Am 7. März 2021 wurde das Interview von Oprah mit Meghan und Harry ausgestrahlt und Meghan bezeichnete Kate – in etwas anderen Worten – als kalte Zicke. Das Interview wurde zu einer Sternstunde in Sachen Selbstmitleid.
Am 13. März besuchte Kate eine trotz Covid-Verbots stattfindende Mahnwache für die ermordete Sarah Everard. Ohne erkennbare Bodyguards. Für die Briten eine Sternstunde in Sachen Mitgefühl. Und dann hatte Kate für den Moment ihres Besuchs auch noch gewagt, das Gesetz zu brechen. Das hätte ihr niemand zugetraut. Symbolpolitisch ein kleiner Geniestreich. «The commoner» verbündete sich mit Menschen aus dem Volk. Diana hätte genau das auch getan.
Spätestens seit da scheint sie ihren Job zu geniessen.
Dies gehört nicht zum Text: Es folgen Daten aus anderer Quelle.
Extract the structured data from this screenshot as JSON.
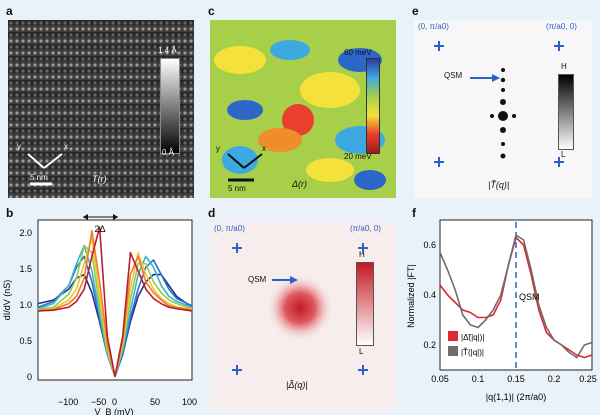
{
  "panels": {
    "a": {
      "label": "a",
      "colorbar_top": "1.4 Å",
      "colorbar_bottom": "0 Å",
      "axis_y": "y",
      "axis_x": "x",
      "scalebar": "5 nm",
      "map_label": "T(r)"
    },
    "b": {
      "label": "b",
      "annotation": "2Δ",
      "ylabel": "dI/dV (nS)",
      "xlabel": "V_B (mV)",
      "xticks": [
        "−100",
        "−50",
        "0",
        "50",
        "100"
      ],
      "yticks": [
        "0",
        "0.5",
        "1.0",
        "1.5",
        "2.0"
      ]
    },
    "c": {
      "label": "c",
      "colorbar_top": "60 meV",
      "colorbar_bottom": "20 meV",
      "axis_y": "y",
      "axis_x": "x",
      "scalebar": "5 nm",
      "map_label": "Δ(r)"
    },
    "d": {
      "label": "d",
      "corner_left": "(0, π/a0)",
      "corner_right": "(π/a0, 0)",
      "qsm": "QSM",
      "colorbar_top": "H",
      "colorbar_bottom": "L",
      "map_label": "|Δ̃(q)|"
    },
    "e": {
      "label": "e",
      "corner_left": "(0, π/a0)",
      "corner_right": "(π/a0, 0)",
      "qsm": "QSM",
      "colorbar_top": "H",
      "colorbar_bottom": "L",
      "map_label": "|T̃(q)|"
    },
    "f": {
      "label": "f",
      "ylabel": "Normalized |FT|",
      "xlabel": "|q(1,1)| (2π/a0)",
      "xticks": [
        "0.05",
        "0.1",
        "0.15",
        "0.2",
        "0.25"
      ],
      "yticks": [
        "0.2",
        "0.4",
        "0.6"
      ],
      "qsm": "QSM",
      "legend": [
        "|Δ̃(|q|)|",
        "|T̃(|q|)|"
      ]
    }
  },
  "colors": {
    "background": "#e9f2f9",
    "marker_blue": "#2a63c4",
    "series_red": "#e0282e",
    "series_gray": "#6d6d6d"
  },
  "chart_data": [
    {
      "type": "line",
      "panel": "b",
      "xlabel": "V_B (mV)",
      "ylabel": "dI/dV (nS)",
      "xlim": [
        -100,
        100
      ],
      "ylim": [
        0,
        2.2
      ],
      "series": [
        {
          "color": "#1f2f8e",
          "x": [
            -100,
            -80,
            -60,
            -50,
            -40,
            -30,
            -20,
            -10,
            0,
            10,
            20,
            30,
            40,
            50,
            60,
            70,
            80,
            100
          ],
          "y": [
            1.05,
            1.1,
            1.25,
            1.4,
            1.45,
            1.2,
            0.8,
            0.35,
            0.05,
            0.35,
            0.8,
            1.15,
            1.35,
            1.45,
            1.45,
            1.3,
            1.15,
            1.0
          ]
        },
        {
          "color": "#2f6fc7",
          "x": [
            -100,
            -80,
            -60,
            -50,
            -40,
            -30,
            -20,
            -10,
            0,
            10,
            20,
            30,
            40,
            50,
            60,
            70,
            80,
            100
          ],
          "y": [
            1.0,
            1.08,
            1.3,
            1.55,
            1.7,
            1.35,
            0.85,
            0.35,
            0.05,
            0.35,
            0.85,
            1.25,
            1.55,
            1.65,
            1.45,
            1.25,
            1.12,
            1.02
          ]
        },
        {
          "color": "#3fb2c8",
          "x": [
            -100,
            -80,
            -60,
            -50,
            -40,
            -30,
            -20,
            -10,
            0,
            10,
            20,
            30,
            40,
            50,
            60,
            70,
            80,
            100
          ],
          "y": [
            0.98,
            1.05,
            1.3,
            1.6,
            1.85,
            1.5,
            0.9,
            0.35,
            0.05,
            0.4,
            0.95,
            1.45,
            1.7,
            1.55,
            1.3,
            1.15,
            1.08,
            1.0
          ]
        },
        {
          "color": "#8fcf4c",
          "x": [
            -100,
            -80,
            -60,
            -50,
            -40,
            -30,
            -20,
            -10,
            0,
            10,
            20,
            30,
            40,
            50,
            60,
            70,
            80,
            100
          ],
          "y": [
            0.97,
            1.0,
            1.18,
            1.4,
            1.85,
            1.75,
            1.0,
            0.4,
            0.05,
            0.45,
            1.1,
            1.6,
            1.6,
            1.35,
            1.2,
            1.1,
            1.05,
            0.98
          ]
        },
        {
          "color": "#f2c23a",
          "x": [
            -100,
            -80,
            -60,
            -50,
            -40,
            -30,
            -20,
            -10,
            0,
            10,
            20,
            30,
            40,
            50,
            60,
            70,
            80,
            100
          ],
          "y": [
            0.95,
            0.98,
            1.1,
            1.25,
            1.6,
            1.95,
            1.15,
            0.45,
            0.05,
            0.5,
            1.25,
            1.75,
            1.45,
            1.25,
            1.12,
            1.05,
            1.0,
            0.97
          ]
        },
        {
          "color": "#ef7d2a",
          "x": [
            -100,
            -80,
            -60,
            -50,
            -40,
            -30,
            -20,
            -10,
            0,
            10,
            20,
            30,
            40,
            50,
            60,
            70,
            80,
            100
          ],
          "y": [
            0.95,
            0.97,
            1.05,
            1.15,
            1.4,
            2.05,
            1.35,
            0.5,
            0.05,
            0.55,
            1.45,
            1.7,
            1.35,
            1.2,
            1.1,
            1.02,
            1.0,
            0.96
          ]
        },
        {
          "color": "#b81f2a",
          "x": [
            -100,
            -80,
            -60,
            -50,
            -40,
            -30,
            -20,
            -10,
            0,
            10,
            20,
            30,
            40,
            50,
            60,
            70,
            80,
            100
          ],
          "y": [
            0.95,
            0.96,
            1.0,
            1.08,
            1.25,
            1.7,
            2.1,
            0.6,
            0.05,
            0.6,
            1.75,
            1.5,
            1.25,
            1.12,
            1.05,
            1.0,
            0.98,
            0.95
          ]
        }
      ]
    },
    {
      "type": "line",
      "panel": "f",
      "xlabel": "|q(1,1)| (2π/a0)",
      "ylabel": "Normalized |FT|",
      "xlim": [
        0.05,
        0.25
      ],
      "ylim": [
        0.1,
        0.7
      ],
      "series": [
        {
          "name": "|Δ̃(|q|)|",
          "color": "#e0282e",
          "x": [
            0.05,
            0.06,
            0.07,
            0.08,
            0.09,
            0.1,
            0.11,
            0.12,
            0.13,
            0.14,
            0.15,
            0.16,
            0.17,
            0.18,
            0.19,
            0.2,
            0.21,
            0.22,
            0.23,
            0.24,
            0.25
          ],
          "y": [
            0.44,
            0.4,
            0.37,
            0.34,
            0.33,
            0.31,
            0.31,
            0.32,
            0.38,
            0.52,
            0.63,
            0.6,
            0.48,
            0.34,
            0.25,
            0.22,
            0.2,
            0.18,
            0.16,
            0.15,
            0.16
          ]
        },
        {
          "name": "|T̃(|q|)|",
          "color": "#6d6d6d",
          "x": [
            0.05,
            0.06,
            0.07,
            0.08,
            0.09,
            0.1,
            0.11,
            0.12,
            0.13,
            0.14,
            0.15,
            0.16,
            0.17,
            0.18,
            0.19,
            0.2,
            0.21,
            0.22,
            0.23,
            0.24,
            0.25
          ],
          "y": [
            0.57,
            0.5,
            0.42,
            0.32,
            0.28,
            0.27,
            0.3,
            0.34,
            0.4,
            0.52,
            0.64,
            0.62,
            0.5,
            0.36,
            0.27,
            0.22,
            0.2,
            0.17,
            0.15,
            0.2,
            0.21
          ]
        }
      ],
      "annotation": {
        "x": 0.15,
        "label": "QSM"
      }
    }
  ]
}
Die Konkurrenz hat sich diskreditiert, sie selbst hat sich qualifiziert. Sie ist jetzt von allem viel mehr als früher: Die Glitzrigste (an der Bond-Premiere), die Gütigste (immer im Kontakt mit Kindern), die Sportlichste (etwa beim Tennismatch mit Emma Raducanu), die Bewussteste (sie trägt jetzt vermehrt alte Kleider), die Bewegteste (William und sie nehmen Klimaschutz sehr ernst und sind auch mit dem Zug zum Klimagipfel nach Glasgow gereist), die Familienfreundlichste (niemand versteht sich so gut mit Camilla und der Queen wie sie).
Ihr Lächeln wirkt natürlicher, ihre Absätze sind höher als früher, sie gilt jetzt als Stilikone, und Bond-Bösewicht Rami Malek bescheinigt ihr im Direktkontakt das angenehmste aller königlichen Verhalten.
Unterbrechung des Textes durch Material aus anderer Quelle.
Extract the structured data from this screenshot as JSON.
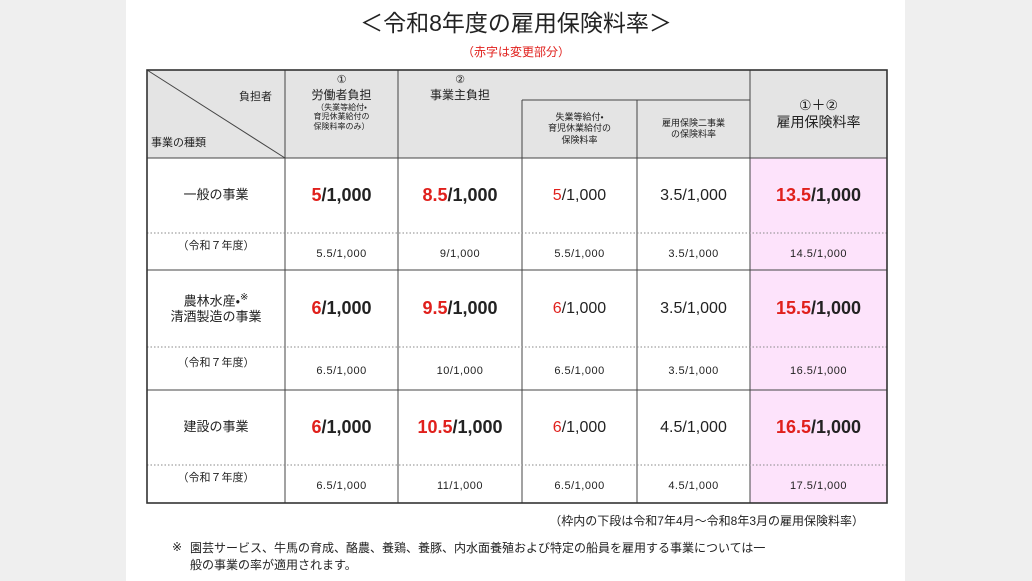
{
  "title": "＜令和8年度の雇用保険料率＞",
  "note": "（赤字は変更部分）",
  "table": {
    "header": {
      "corner_top": "負担者",
      "corner_bottom": "事業の種類",
      "worker": {
        "mark": "①",
        "label": "労働者負担",
        "sub": [
          "（失業等給付・",
          "育児休業給付の",
          "保険料率のみ）"
        ]
      },
      "employer": {
        "mark": "②",
        "label": "事業主負担"
      },
      "employer_unemployment": [
        "失業等給付・",
        "育児休業給付の",
        "保険料率"
      ],
      "employer_two": [
        "雇用保険二事業",
        "の保険料率"
      ],
      "total": {
        "mark": "①＋②",
        "label": "雇用保険料率"
      }
    },
    "rows": [
      {
        "label": [
          "一般の事業"
        ],
        "cells": [
          {
            "red": "5",
            "black": "/1,000"
          },
          {
            "red": "8.5",
            "black": "/1,000"
          },
          {
            "red": "5",
            "black": "/1,000"
          },
          {
            "black": "3.5/1,000"
          },
          {
            "red": "13.5",
            "black": "/1,000"
          }
        ],
        "prev_label": "（令和７年度）",
        "prev": [
          "5.5/1,000",
          "9/1,000",
          "5.5/1,000",
          "3.5/1,000",
          "14.5/1,000"
        ]
      },
      {
        "label": [
          "農林水産・",
          "清酒製造の事業"
        ],
        "label_mark": "※",
        "cells": [
          {
            "red": "6",
            "black": "/1,000"
          },
          {
            "red": "9.5",
            "black": "/1,000"
          },
          {
            "red": "6",
            "black": "/1,000"
          },
          {
            "black": "3.5/1,000"
          },
          {
            "red": "15.5",
            "black": "/1,000"
          }
        ],
        "prev_label": "（令和７年度）",
        "prev": [
          "6.5/1,000",
          "10/1,000",
          "6.5/1,000",
          "3.5/1,000",
          "16.5/1,000"
        ]
      },
      {
        "label": [
          "建設の事業"
        ],
        "cells": [
          {
            "red": "6",
            "black": "/1,000"
          },
          {
            "red": "10.5",
            "black": "/1,000"
          },
          {
            "red": "6",
            "black": "/1,000"
          },
          {
            "black": "4.5/1,000"
          },
          {
            "red": "16.5",
            "black": "/1,000"
          }
        ],
        "prev_label": "（令和７年度）",
        "prev": [
          "6.5/1,000",
          "11/1,000",
          "6.5/1,000",
          "4.5/1,000",
          "17.5/1,000"
        ]
      }
    ]
  },
  "footer": {
    "period_note": "（枠内の下段は令和7年4月～令和8年3月の雇用保険料率）",
    "mark": "※",
    "note": [
      "園芸サービス、牛馬の育成、酪農、養鶏、養豚、内水面養殖および特定の船員を雇用する事業については一",
      "般の事業の率が適用されます。"
    ]
  }
}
Meghan-Fans behaupten, sie und William hätten sich von Meghan und Harry abgeschaut, wie man auf Fotos am besten die öffentlich gezeigte Zuneigung füreinander am einnehmendsten, frischesten, authentischsten inszeniert. Das mag sehr wohl so sein. Es gibt gar minimal unheimliche Fotos, darauf sieht sie aus, als wäre sie ein Hybrid aus Kate und Meghan.
Kate kann brauchen, was sie gelernt hat. Und die marode dahinserbelnde britische Monarchie braucht ihre fröhliche Gelassenheit, ihr aufrichtig scheinendes Engagement und ihre Zugänglichkeit, die so gar nichts mehr mit den Stepford Wives von einst gemein hat, gerade ganz dringend.